What you can do about it

  • Log as you execute: I’ve said this before – it is essential to log your test efforts, in whatever form, as you execute. Logging helps stimulate the next test idea, and simultaneously helps you create tangible evidence for your efforts.
  • Share progress: One of the key differentiators for Agile are its burn down charts. The charts give project teams and their stakeholders a sense of progress and accomplishment. Therefore, communicate progress for your exploratory cycles – however you want to do it. For example, do you want to simply share your logs at the end of each hour-long session for all to see, take a break and get back to the next session? Go ahead and do it. As the log grows between sessions, so will everyone’s appreciation of the effort.

2 – Expectations

Do your sponsors understand what is Exploratory Testing and how it can help them? Do you understand? Educating your stakeholders about the technique, why you should use it, and how it can help your team is your responsibility as a Tester or Test Manager.

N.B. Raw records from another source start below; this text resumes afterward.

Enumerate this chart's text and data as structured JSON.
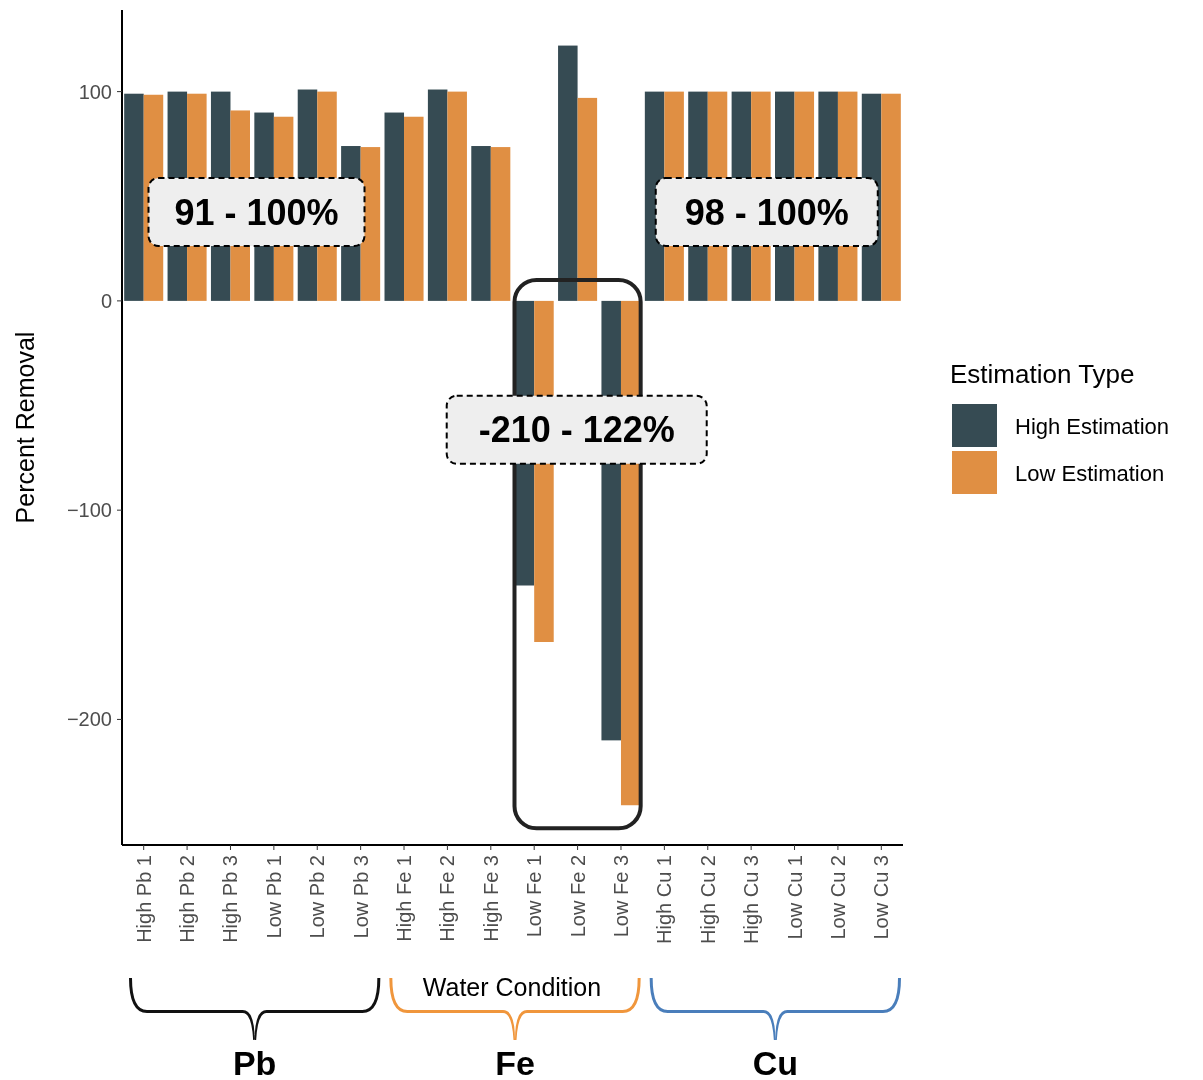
{
  "chart_data": {
    "type": "bar",
    "xlabel": "Water Condition",
    "ylabel": "Percent Removal",
    "legend_title": "Estimation Type",
    "legend": "right",
    "categories": [
      "High Pb 1",
      "High Pb 2",
      "High Pb 3",
      "Low Pb 1",
      "Low Pb 2",
      "Low Pb 3",
      "High Fe 1",
      "High Fe 2",
      "High Fe 3",
      "Low Fe 1",
      "Low Fe 2",
      "Low Fe 3",
      "High Cu 1",
      "High Cu 2",
      "High Cu 3",
      "Low Cu 1",
      "Low Cu 2",
      "Low Cu 3"
    ],
    "series": [
      {
        "name": "High Estimation",
        "color": "#364b53",
        "values": [
          99,
          100,
          100,
          90,
          101,
          74,
          90,
          101,
          74,
          -136,
          122,
          -210,
          100,
          100,
          100,
          100,
          100,
          99
        ]
      },
      {
        "name": "Low Estimation",
        "color": "#e08f43",
        "values": [
          98.5,
          99,
          91,
          88,
          100,
          73.5,
          88,
          100,
          73.5,
          -163,
          97,
          -241,
          100,
          100,
          100,
          100,
          100,
          99
        ]
      }
    ],
    "ylim": [
      -260,
      139
    ],
    "yticks": [
      {
        "value": -200,
        "label": "−200"
      },
      {
        "value": -100,
        "label": "−100"
      },
      0,
      100
    ],
    "grid": false,
    "annotations": [
      "91 - 100%",
      "98 - 100%",
      "-210 - 122%",
      "Pb",
      "Fe",
      "Cu"
    ]
  }
}
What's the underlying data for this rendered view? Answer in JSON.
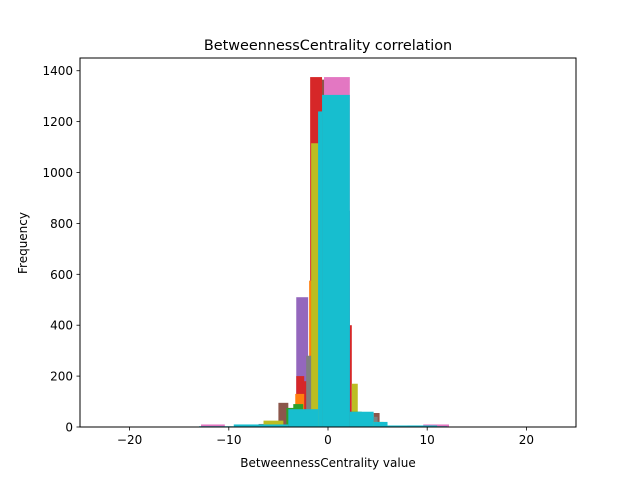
{
  "chart_data": {
    "type": "bar",
    "title": "BetweennessCentrality correlation",
    "xlabel": "BetweennessCentrality value",
    "ylabel": "Frequency",
    "xlim": [
      -25,
      25
    ],
    "ylim": [
      0,
      1450
    ],
    "xticks": [
      -20,
      -10,
      0,
      10,
      20
    ],
    "xtick_labels": [
      "−20",
      "−10",
      "0",
      "10",
      "20"
    ],
    "yticks": [
      0,
      200,
      400,
      600,
      800,
      1000,
      1200,
      1400
    ],
    "ytick_labels": [
      "0",
      "200",
      "400",
      "600",
      "800",
      "1000",
      "1200",
      "1400"
    ],
    "grid": false,
    "legend": "none",
    "series": [
      {
        "color": "#9467bd",
        "bins": [
          [
            -3.2,
            -2.0,
            510
          ],
          [
            -4.5,
            -3.2,
            45
          ],
          [
            -2.0,
            -1.0,
            40
          ]
        ]
      },
      {
        "color": "#8c564b",
        "bins": [
          [
            -5.0,
            -4.0,
            95
          ],
          [
            -4.0,
            -3.3,
            60
          ],
          [
            -1.2,
            -0.2,
            1365
          ],
          [
            4.6,
            5.2,
            55
          ]
        ]
      },
      {
        "color": "#d62728",
        "bins": [
          [
            -1.8,
            -0.6,
            1375
          ],
          [
            -3.2,
            -2.4,
            200
          ],
          [
            2.0,
            2.4,
            400
          ],
          [
            -2.6,
            -1.8,
            180
          ]
        ]
      },
      {
        "color": "#e377c2",
        "bins": [
          [
            -0.4,
            2.2,
            1375
          ],
          [
            -1.3,
            -0.7,
            700
          ],
          [
            -12.8,
            -10.4,
            10
          ],
          [
            9.6,
            12.2,
            10
          ]
        ]
      },
      {
        "color": "#ff7f0e",
        "bins": [
          [
            -1.9,
            -1.2,
            575
          ],
          [
            -3.3,
            -2.4,
            130
          ],
          [
            -1.2,
            -0.6,
            505
          ]
        ]
      },
      {
        "color": "#7f7f7f",
        "bins": [
          [
            -2.2,
            -1.2,
            280
          ],
          [
            4.2,
            5.0,
            40
          ],
          [
            -7.0,
            -5.0,
            12
          ]
        ]
      },
      {
        "color": "#bcbd22",
        "bins": [
          [
            -1.7,
            -0.9,
            1115
          ],
          [
            2.4,
            3.0,
            170
          ],
          [
            -6.5,
            -4.5,
            25
          ],
          [
            4.0,
            5.6,
            20
          ]
        ]
      },
      {
        "color": "#2ca02c",
        "bins": [
          [
            -4.2,
            -3.0,
            75
          ],
          [
            2.2,
            3.4,
            60
          ],
          [
            -3.5,
            -2.5,
            90
          ]
        ]
      },
      {
        "color": "#1f77b4",
        "bins": [
          [
            2.0,
            2.2,
            850
          ],
          [
            -3.8,
            -2.8,
            60
          ],
          [
            3.0,
            4.5,
            50
          ],
          [
            -8.5,
            -6.5,
            8
          ],
          [
            8.0,
            10.5,
            6
          ]
        ]
      },
      {
        "color": "#17becf",
        "bins": [
          [
            -0.6,
            2.2,
            1305
          ],
          [
            -1.0,
            -0.6,
            1240
          ],
          [
            -4.0,
            -1.0,
            70
          ],
          [
            2.2,
            4.6,
            60
          ],
          [
            4.6,
            6.0,
            20
          ],
          [
            -9.5,
            -4.0,
            10
          ],
          [
            6.0,
            11.0,
            6
          ],
          [
            -13.0,
            -9.5,
            3
          ],
          [
            11.0,
            12.0,
            3
          ]
        ]
      }
    ]
  }
}
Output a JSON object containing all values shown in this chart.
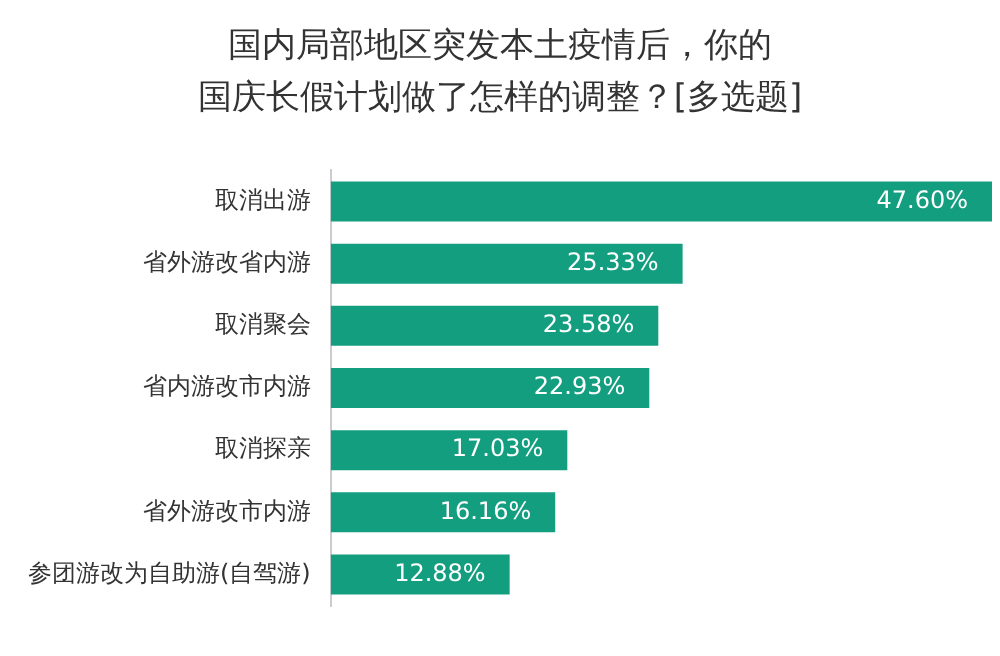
{
  "chart_data": {
    "type": "bar",
    "orientation": "horizontal",
    "title": "国内局部地区突发本土疫情后，你的国庆长假计划做了怎样的调整？[多选题]",
    "categories": [
      "取消出游",
      "省外游改省内游",
      "取消聚会",
      "省内游改市内游",
      "取消探亲",
      "省外游改市内游",
      "参团游改为自助游(自驾游)"
    ],
    "values": [
      47.6,
      25.33,
      23.58,
      22.93,
      17.03,
      16.16,
      12.88
    ],
    "value_labels": [
      "47.60%",
      "25.33%",
      "23.58%",
      "22.93%",
      "17.03%",
      "16.16%",
      "12.88%"
    ],
    "color": "#149e80"
  }
}
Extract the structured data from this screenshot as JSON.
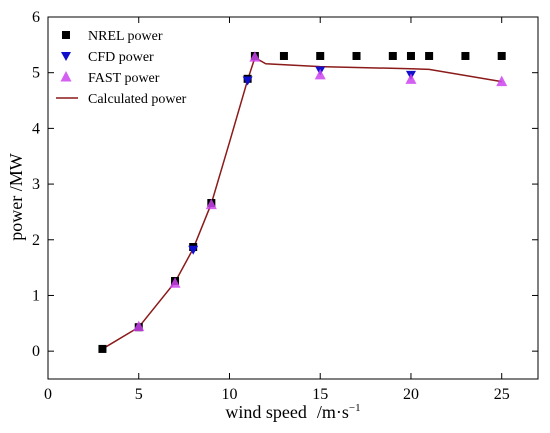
{
  "chart_data": {
    "type": "line",
    "xlabel_main": "wind speed",
    "xlabel_unit_base": "/m·s",
    "xlabel_unit_exp": "−1",
    "ylabel": "power /MW",
    "xlim": [
      0,
      27
    ],
    "ylim": [
      -0.5,
      6
    ],
    "xticks": [
      0,
      5,
      10,
      15,
      20,
      25
    ],
    "yticks": [
      0,
      1,
      2,
      3,
      4,
      5,
      6
    ],
    "legend_position": "top-left",
    "grid": false,
    "series": [
      {
        "name": "NREL power",
        "kind": "marker",
        "marker": "square",
        "color": "#000000",
        "x": [
          3,
          5,
          7,
          8,
          9,
          11,
          11.4,
          13,
          15,
          17,
          19,
          20,
          21,
          23,
          25
        ],
        "y": [
          0.04,
          0.43,
          1.26,
          1.87,
          2.66,
          4.89,
          5.3,
          5.3,
          5.3,
          5.3,
          5.3,
          5.3,
          5.3,
          5.3,
          5.3
        ]
      },
      {
        "name": "CFD power",
        "kind": "marker",
        "marker": "triangle-down",
        "color": "#1010cc",
        "x": [
          8,
          11,
          15,
          20
        ],
        "y": [
          1.82,
          4.86,
          5.04,
          4.96
        ]
      },
      {
        "name": "FAST power",
        "kind": "marker",
        "marker": "triangle-up",
        "color": "#cc44ee",
        "x": [
          5,
          7,
          9,
          11.4,
          15,
          20,
          25
        ],
        "y": [
          0.44,
          1.22,
          2.63,
          5.28,
          4.96,
          4.88,
          4.84
        ]
      },
      {
        "name": "Calculated power",
        "kind": "line",
        "color": "#8b1a1a",
        "x": [
          3,
          5,
          7,
          8,
          9,
          10,
          11,
          11.4,
          12,
          15,
          20,
          21,
          25
        ],
        "y": [
          0.04,
          0.43,
          1.24,
          1.84,
          2.65,
          3.75,
          4.87,
          5.27,
          5.16,
          5.11,
          5.07,
          5.06,
          4.84
        ]
      }
    ]
  }
}
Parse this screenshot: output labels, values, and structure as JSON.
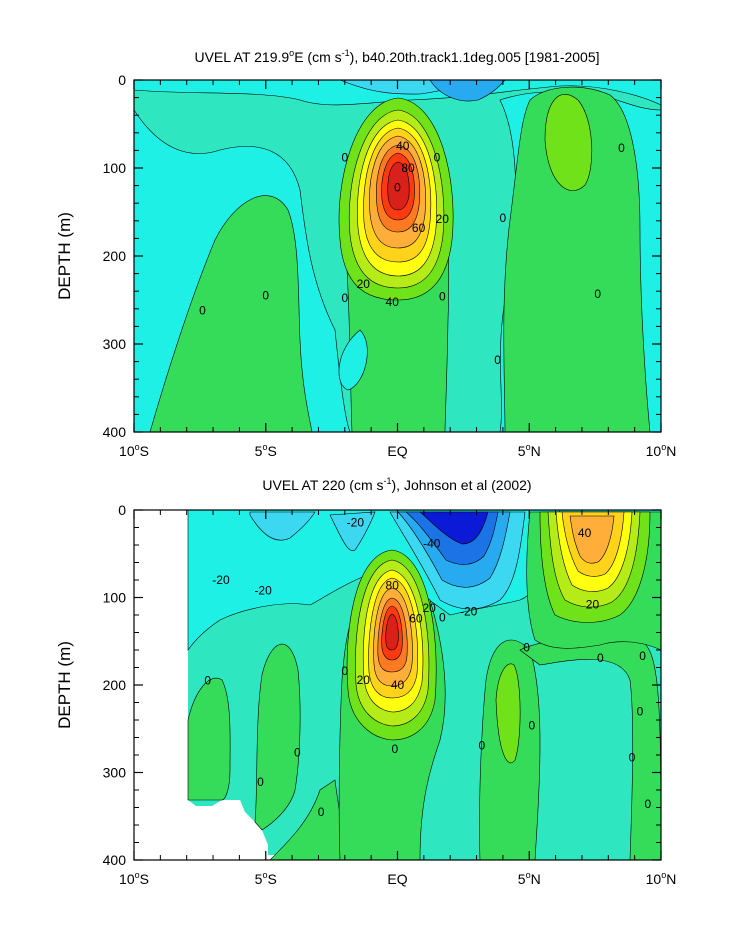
{
  "chart_data": [
    {
      "type": "heatmap",
      "title_main": "UVEL AT 219.9",
      "title_deg": "o",
      "title_mid": "E (cm s",
      "title_exp": "-1",
      "title_tail": "), b40.20th.track1.1deg.005 [1981-2005]",
      "ylabel": "DEPTH (m)",
      "xlabel": "",
      "x_ticks": [
        "10",
        "5",
        "EQ",
        "5",
        "10"
      ],
      "x_tick_hemi": [
        "S",
        "S",
        "",
        "N",
        "N"
      ],
      "x_tick_values": [
        -10,
        -5,
        0,
        5,
        10
      ],
      "y_ticks": [
        "0",
        "100",
        "200",
        "300",
        "400"
      ],
      "y_tick_values": [
        0,
        100,
        200,
        300,
        400
      ],
      "xlim": [
        -10,
        10
      ],
      "ylim": [
        400,
        0
      ],
      "x_units": "degrees latitude",
      "y_units": "m",
      "contour_labels": [
        {
          "text": "0",
          "lat": -2.0,
          "depth": 88
        },
        {
          "text": "0",
          "lat": 1.5,
          "depth": 88
        },
        {
          "text": "40",
          "lat": 0.2,
          "depth": 75
        },
        {
          "text": "80",
          "lat": 0.4,
          "depth": 100
        },
        {
          "text": "0",
          "lat": 0.0,
          "depth": 122
        },
        {
          "text": "20",
          "lat": 1.7,
          "depth": 158
        },
        {
          "text": "60",
          "lat": 0.8,
          "depth": 168
        },
        {
          "text": "20",
          "lat": -1.3,
          "depth": 232
        },
        {
          "text": "40",
          "lat": -0.2,
          "depth": 252
        },
        {
          "text": "0",
          "lat": 4.0,
          "depth": 157
        },
        {
          "text": "0",
          "lat": 8.5,
          "depth": 77
        },
        {
          "text": "0",
          "lat": -5.0,
          "depth": 245
        },
        {
          "text": "0",
          "lat": -2.0,
          "depth": 248
        },
        {
          "text": "0",
          "lat": 1.7,
          "depth": 246
        },
        {
          "text": "0",
          "lat": 7.6,
          "depth": 243
        },
        {
          "text": "0",
          "lat": -7.4,
          "depth": 262
        },
        {
          "text": "0",
          "lat": 3.8,
          "depth": 318
        }
      ]
    },
    {
      "type": "heatmap",
      "title_main": "UVEL AT 220 (cm s",
      "title_exp": "-1",
      "title_tail": "), Johnson et al (2002)",
      "ylabel": "DEPTH (m)",
      "xlabel": "",
      "x_ticks": [
        "10",
        "5",
        "EQ",
        "5",
        "10"
      ],
      "x_tick_hemi": [
        "S",
        "S",
        "",
        "N",
        "N"
      ],
      "x_tick_values": [
        -10,
        -5,
        0,
        5,
        10
      ],
      "y_ticks": [
        "0",
        "100",
        "200",
        "300",
        "400"
      ],
      "y_tick_values": [
        0,
        100,
        200,
        300,
        400
      ],
      "xlim": [
        -10,
        10
      ],
      "ylim": [
        400,
        0
      ],
      "x_units": "degrees latitude",
      "y_units": "m",
      "contour_labels": [
        {
          "text": "-20",
          "lat": -1.6,
          "depth": 14
        },
        {
          "text": "-40",
          "lat": 1.3,
          "depth": 38
        },
        {
          "text": "40",
          "lat": 7.1,
          "depth": 26
        },
        {
          "text": "-20",
          "lat": -6.7,
          "depth": 80
        },
        {
          "text": "-20",
          "lat": -5.1,
          "depth": 92
        },
        {
          "text": "80",
          "lat": -0.2,
          "depth": 86
        },
        {
          "text": "20",
          "lat": 1.2,
          "depth": 112
        },
        {
          "text": "60",
          "lat": 0.7,
          "depth": 124
        },
        {
          "text": "-20",
          "lat": 2.7,
          "depth": 116
        },
        {
          "text": "20",
          "lat": 7.4,
          "depth": 108
        },
        {
          "text": "0",
          "lat": 1.7,
          "depth": 123
        },
        {
          "text": "20",
          "lat": -1.3,
          "depth": 194
        },
        {
          "text": "40",
          "lat": 0.0,
          "depth": 200
        },
        {
          "text": "0",
          "lat": 4.9,
          "depth": 157
        },
        {
          "text": "0",
          "lat": 7.7,
          "depth": 169
        },
        {
          "text": "0",
          "lat": 9.3,
          "depth": 167
        },
        {
          "text": "0",
          "lat": -2.0,
          "depth": 184
        },
        {
          "text": "0",
          "lat": -7.2,
          "depth": 195
        },
        {
          "text": "0",
          "lat": -0.1,
          "depth": 273
        },
        {
          "text": "0",
          "lat": 3.2,
          "depth": 269
        },
        {
          "text": "0",
          "lat": 5.1,
          "depth": 246
        },
        {
          "text": "0",
          "lat": -3.8,
          "depth": 277
        },
        {
          "text": "0",
          "lat": 9.2,
          "depth": 230
        },
        {
          "text": "0",
          "lat": 8.9,
          "depth": 283
        },
        {
          "text": "0",
          "lat": -5.2,
          "depth": 311
        },
        {
          "text": "0",
          "lat": 9.5,
          "depth": 336
        },
        {
          "text": "0",
          "lat": -2.9,
          "depth": 345
        }
      ]
    }
  ],
  "colors": {
    "background": "#ffffff",
    "neg_strong": "#0a1ad6",
    "neg_mid": "#1a74e6",
    "neg_light": "#28aaf0",
    "neg_faint": "#3cd8f2",
    "near_zero_neg": "#1ff0e6",
    "near_zero": "#2ee6c0",
    "pos_faint": "#35dc5a",
    "pos_light": "#6fe21a",
    "pos_mid": "#b5ec18",
    "pos_yellow": "#ffff10",
    "pos_gold": "#ffd31a",
    "pos_orange": "#ffae3a",
    "pos_dark_orange": "#ff7a20",
    "pos_red": "#ff3a10",
    "pos_dark_red": "#d9201a",
    "contour_line": "#000000"
  }
}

Why is it your responsibility? Because, anybody who is not a tester may not understand the significance of what you’re doing and how it is helping them.

How it impacts you

What they don’t understand, they can’t appreciate. More importantly, your stakeholders may develop impractical, unrealistic expectations of your Exploratory test efforts. There are instances of management assuming that exploratory tests will provide 100% test coverage. That is neither the intended purpose, nor is it feasible. Not seeing enough plan documentation, and consequently not seeing progress against plan, is unsettling to most managers, and makes them question the value Exploratory testing provides.

What you can do about it

  • Educate: Introduce everyone to the concept, explain how it adds value to their lives. Specifically, explain how each role – developer, project manager, BA, sponsor – benefits from exploratory testing. Show how both Exploratory and Scripted testing complement each other, and work best when used together. Use examples of companies like Microsoft that use both on their projects.

3 – Timing

Are you on the last leg of a mandatory project that needs certification before submission to the regulator? Are you using Exploratory Testing reports to certify the system? At times, testers mess up by not analyzing what is right for a given situation. Knowing when to run Exploratory tests is more important than knowing how to run them.

How it impacts you

Exploratory tests aren’t made for situations that need complete test coverage or detailed auditable reports. For instance, the regulator won’t sign the dotted line if they can’t see concrete evidence. The sponsor won’t like it if you ran only Exploratory tests and missed a small but painfully visible copy error on the landing page.

What you can do about it

  • Understand when to use Exploratory tests. Using exploratory testing up front in a project will help the team catch major bugs quickly and reduce impact to plan later. Run exploratory tests immediately after a bug fix to confirm effectiveness. Always finish a project with a scripted test cycle that checks for defects methodically – especially if the product is customer-facing, regulatory, or has anything to do with customers (e.g. staff system used to manage customer information).

Exploratory Testing doesn’t equal ‘no discipline’. Experience with the technique and understanding when to use it will help you succeed.